Todas las argucias teóricas e ideológicas no hacen más que contribuir con la dolencia a la que hacemos referencia. Los partidos, ya no deben, ejercer, o pretender siquiera, representación o referencia desde consideraciones teoréticas en el mundo inobjetable, como totalitario, del número, de la cifra, que no es más que multiplicación y acumulación. Descomunal, serie seriada en que nos abstraemos de nuestra condición de lo humano, mediante el señalarnos por intermedio de codificaciones que varían del cero  al nueve, acumulándose o apilándose, como queriendo significar algo más de lo que significan; nada.

Los partidos políticos, deben ser recuperados, de acuerdo a la lógica que nos impera. No debiéramos seguir pretendiendo salir de un laberinto que no tiene salida. No habrá más, partido político alguno, que desde la libertad que pueda proponer, represente otra cosa que no sea la realidad económica de cada uno de sus posibles representados.

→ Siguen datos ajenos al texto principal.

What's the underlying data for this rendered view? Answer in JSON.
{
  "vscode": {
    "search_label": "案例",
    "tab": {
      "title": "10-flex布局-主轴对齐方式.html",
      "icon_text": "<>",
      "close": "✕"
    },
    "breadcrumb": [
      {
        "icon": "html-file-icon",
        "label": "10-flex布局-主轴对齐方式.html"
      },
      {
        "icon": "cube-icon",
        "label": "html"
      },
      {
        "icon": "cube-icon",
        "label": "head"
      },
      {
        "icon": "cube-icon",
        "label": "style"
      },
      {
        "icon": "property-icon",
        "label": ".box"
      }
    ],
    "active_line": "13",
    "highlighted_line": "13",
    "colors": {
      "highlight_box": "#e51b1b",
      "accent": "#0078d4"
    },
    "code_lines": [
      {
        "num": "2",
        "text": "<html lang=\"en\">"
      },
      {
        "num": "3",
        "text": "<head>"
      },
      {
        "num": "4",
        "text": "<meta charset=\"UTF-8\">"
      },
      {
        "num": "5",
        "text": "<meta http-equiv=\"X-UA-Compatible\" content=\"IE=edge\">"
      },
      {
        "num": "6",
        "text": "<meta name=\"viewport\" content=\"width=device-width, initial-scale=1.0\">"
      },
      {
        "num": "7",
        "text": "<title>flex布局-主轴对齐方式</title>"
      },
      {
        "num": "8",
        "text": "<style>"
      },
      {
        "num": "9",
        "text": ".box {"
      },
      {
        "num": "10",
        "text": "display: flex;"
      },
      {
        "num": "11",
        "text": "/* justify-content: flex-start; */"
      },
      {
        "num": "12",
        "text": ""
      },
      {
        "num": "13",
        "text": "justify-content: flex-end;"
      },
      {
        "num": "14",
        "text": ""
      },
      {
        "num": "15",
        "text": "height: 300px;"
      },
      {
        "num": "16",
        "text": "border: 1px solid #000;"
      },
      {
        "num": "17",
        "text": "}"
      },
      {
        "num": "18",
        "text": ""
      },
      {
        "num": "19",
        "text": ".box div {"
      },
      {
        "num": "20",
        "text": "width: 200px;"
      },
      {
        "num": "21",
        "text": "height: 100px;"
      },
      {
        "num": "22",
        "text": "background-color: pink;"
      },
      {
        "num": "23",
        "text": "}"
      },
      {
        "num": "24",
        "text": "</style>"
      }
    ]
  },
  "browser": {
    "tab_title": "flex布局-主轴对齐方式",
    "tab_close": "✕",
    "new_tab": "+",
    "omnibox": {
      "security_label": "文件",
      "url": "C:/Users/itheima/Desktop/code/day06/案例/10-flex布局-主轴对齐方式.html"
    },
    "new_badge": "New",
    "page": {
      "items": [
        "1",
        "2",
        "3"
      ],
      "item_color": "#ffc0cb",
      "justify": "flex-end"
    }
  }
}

Esta será la relación más honesta, como taxativa que podremos tener entre representantes y representados en nuestros sistemas democráticos, mediante la institucionalidad de los partidos políticos. Cada cual, deberá representar solo desde lo que puede contener y sostener, que es ni más ni menos que una cifra, un número, como todo en nuestro devenir humano.

Los partidos políticos, deben reconvenirse bajo está lógica, a lo sumo podrán existir, real o auténticamente, tres. El partido de los pobres o de los que no tienen, el partido de los que algo tienen y el partido de los que le sobran.  Hablamos desde la economía conceptual que se propone. Es decir en su viaje a la realización, el partido que pretenda representar a los pobres, podrá verse multiplicado en varias posiciones y hasta incluso, ser instado por partidarios de ricos, para socavar el interés de los pobres. Todo esto será plausible como válido, no se busca ni pretende, el imposible de anular las tensiones de lo político y por ende de sus viscosidades. Lo que se anhela, es simplemente, y valga la redundancia, simplificar la representación o la representatividad, respetando o redefiniendo la lógica de los partidos.

Que vote cada quién, ya será cosa, de la libertad política que debiera existir en cada una de las aldeas democráticas que se precien de tal. Lo que no puede o no debe continuar es pretender que la ciudadanía elija en elecciones que no significan nada, pues los partidos se desvirtuaron en su constitución como en su razón de ser.

La única manera de tratar la pobreza es limitarla en su exorbitancia en su inhumana excentricidad. La pobreza constituye una nación de pobres, más allá de territorios y fronteras, la pobreza se ha segmentado, se estableció como cupo de una porción de la totalidad de las experiencias humanas, en donde habita como estado de excepción, más como estado que como excepción. Por el partido de los pobres, debiéramos votar, los que pretendamos eliminarla o combatirla, o al menos tener la democrática posibilidad, de que exista tal cosa, el partido que sólo y única o primordialmente, represente, la pobreza como para pretender combatirla o erradicarla, mediante el voto, a través del sufragio, de un sobre o un papel, ingresando a una urna, tal como un alimento podría o debería ingresar en los desesperados estómagos de un hambriento sin que esto sea o represente un derecho o una novedad, sino una obviedad cotidiana, una imagen, democrática, de todos los días.   

“Tomando las tesis de origen corporativo, se denuncia el anacronismo de la representación partidista y claman por una representación de los intereses  oficialmente reconocida por la Constitución” (Aron, R. “Ensayo sobre las libertades”. Alianza Editorial. 1966. Madrid. Pág. 176).   

Por Francisco Tomás González Cabañas.